One last poet kept coming to mind as I worked. Jimmie Santiago Baca pays careful attention to family and place. In particular, he describes intergenerational relationships so that we, as readers, participate in a broader sense of what it means to be human, to live the social lives of humans. Examples of this kind of focus include “What’s Real and What’s Not” and “Family Ties.” In the former, two old friends take a camping trip into the desert. The poem is about the relationship of the two men, but it ends with “[w]e enter city limits, / and the torch my body is / dims to old darkness again” (56); too much humanity degrades the spirit. And in the latter poem, Baca feels “no love or family tie,” even when surrounded by them (62). Still, when he heads out into the landscape, he takes his wife and children. In a poem about the issues of land ownership, he finds his own family calming. Throughout Baca’s work, human and non-human are fairly intimate: animals, plants, and landscapes inform his poetry. But the nature that emerges in the poems does not seem to appear as if by special arrangement. Baca engages with nature in a way that lets the non-human act as itself: each actor has their own mind and agenda. They follow their own whims, which the poet quickly notes.
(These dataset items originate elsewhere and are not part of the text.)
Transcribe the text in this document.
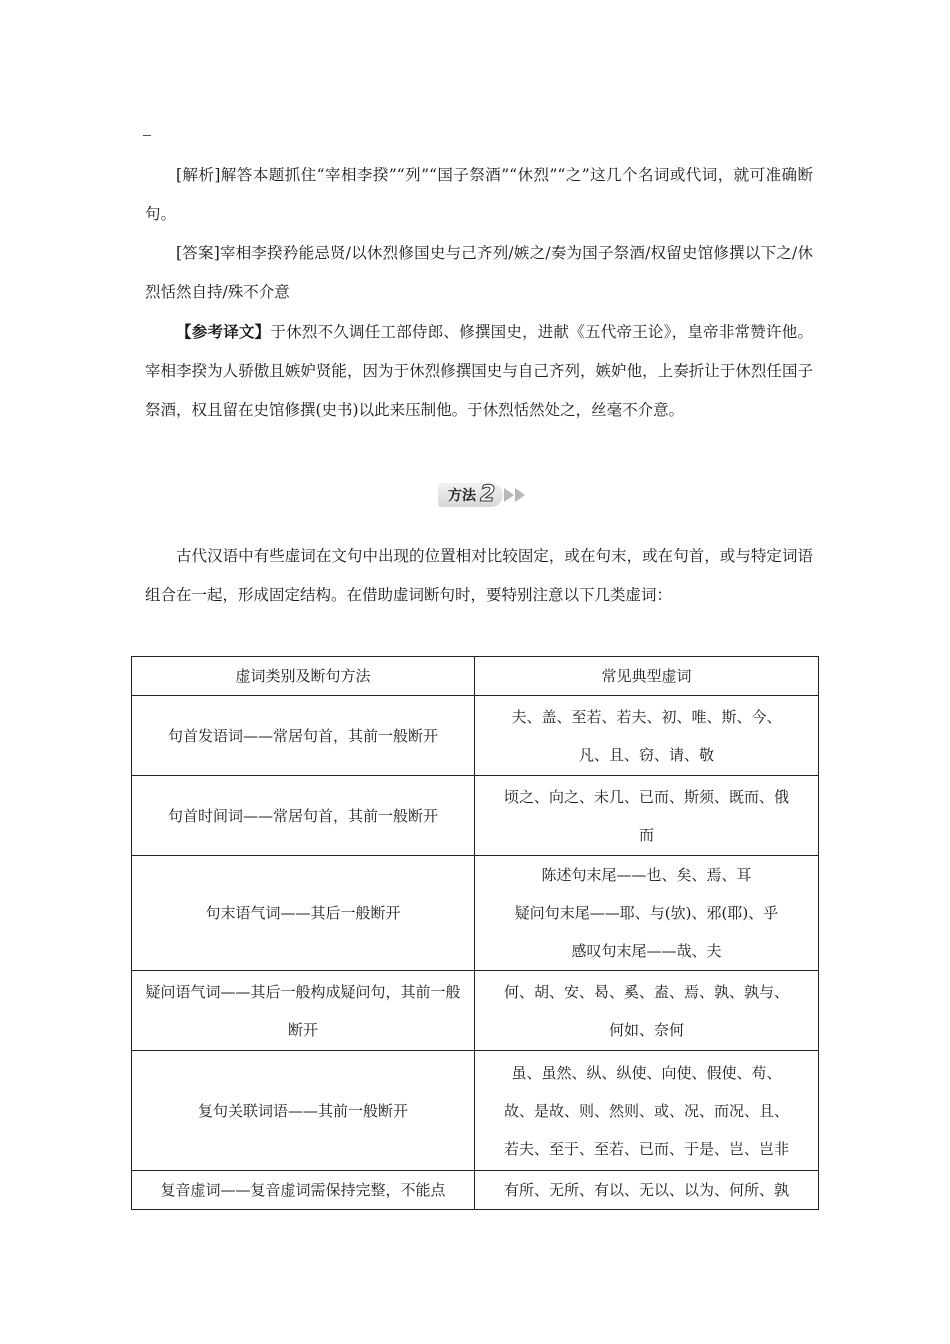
[解析]解答本题抓住“宰相李揆”“列”“国子祭酒”“休烈”“之”这几个名词或代词，就可准确断句。

[答案]宰相李揆矜能忌贤/以休烈修国史与己齐列/嫉之/奏为国子祭酒/权留史馆修撰以下之/休烈恬然自持/殊不介意

【参考译文】于休烈不久调任工部侍郎、修撰国史，进献《五代帝王论》，皇帝非常赞许他。宰相李揆为人骄傲且嫉妒贤能，因为于休烈修撰国史与自己齐列，嫉妒他，上奏折让于休烈任国子祭酒，权且留在史馆修撰(史书)以此来压制他。于休烈恬然处之，丝毫不介意。

方法 2

古代汉语中有些虚词在文句中出现的位置相对比较固定，或在句末，或在句首，或与特定词语组合在一起，形成固定结构。在借助虚词断句时，要特别注意以下几类虚词：

虚词类别及断句方法	常见典型虚词
句首发语词——常居句首，其前一般断开	夫、盖、至若、若夫、初、唯、斯、今、
凡、且、窃、请、敬

句首时间词——常居句首，其前一般断开	顷之、向之、未几、已而、斯须、既而、俄
而

句末语气词——其后一般断开	陈述句末尾——也、矣、焉、耳
疑问句末尾——耶、与(欤)、邪(耶)、乎
感叹句末尾——哉、夫

疑问语气词——其后一般构成疑问句，其前一般断开	何、胡、安、曷、奚、盍、焉、孰、孰与、
何如、奈何

复句关联词语——其前一般断开	虽、虽然、纵、纵使、向使、假使、苟、
故、是故、则、然则、或、况、而况、且、
若夫、至于、至若、已而、于是、岂、岂非

复音虚词——复音虚词需保持完整，不能点	有所、无所、有以、无以、以为、何所、孰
In the end, I could not resist the power of the timeline in crafting “Boomtown.” I struggled to find another organizing principle, but I am content with the shape the project has taken. The book as it stands allows for a variety of voices, of poetic styles, and, yes, of research into its pages. “Boomtown” connects a broad sweep of history—both human and non-human—to the many lives and stories of Lincoln, Nebraska. The book celebrates the sometimes troubling but always interesting diversity of a small city born of imagination and desire, a city that has managed to thrive despite having no real reason to do so. At each step of the composition process, from research to draft to revision, I worked to cultivate the ecopoetic principles I outlined earlier, and at each step the engagement with a larger world, with broader contexts, led to interesting choices and stronger poems. This project has convinced me that ecopoetry is a powerful aid to the imagination and has the potential to offer substantial, important work to local, regional, and global culture.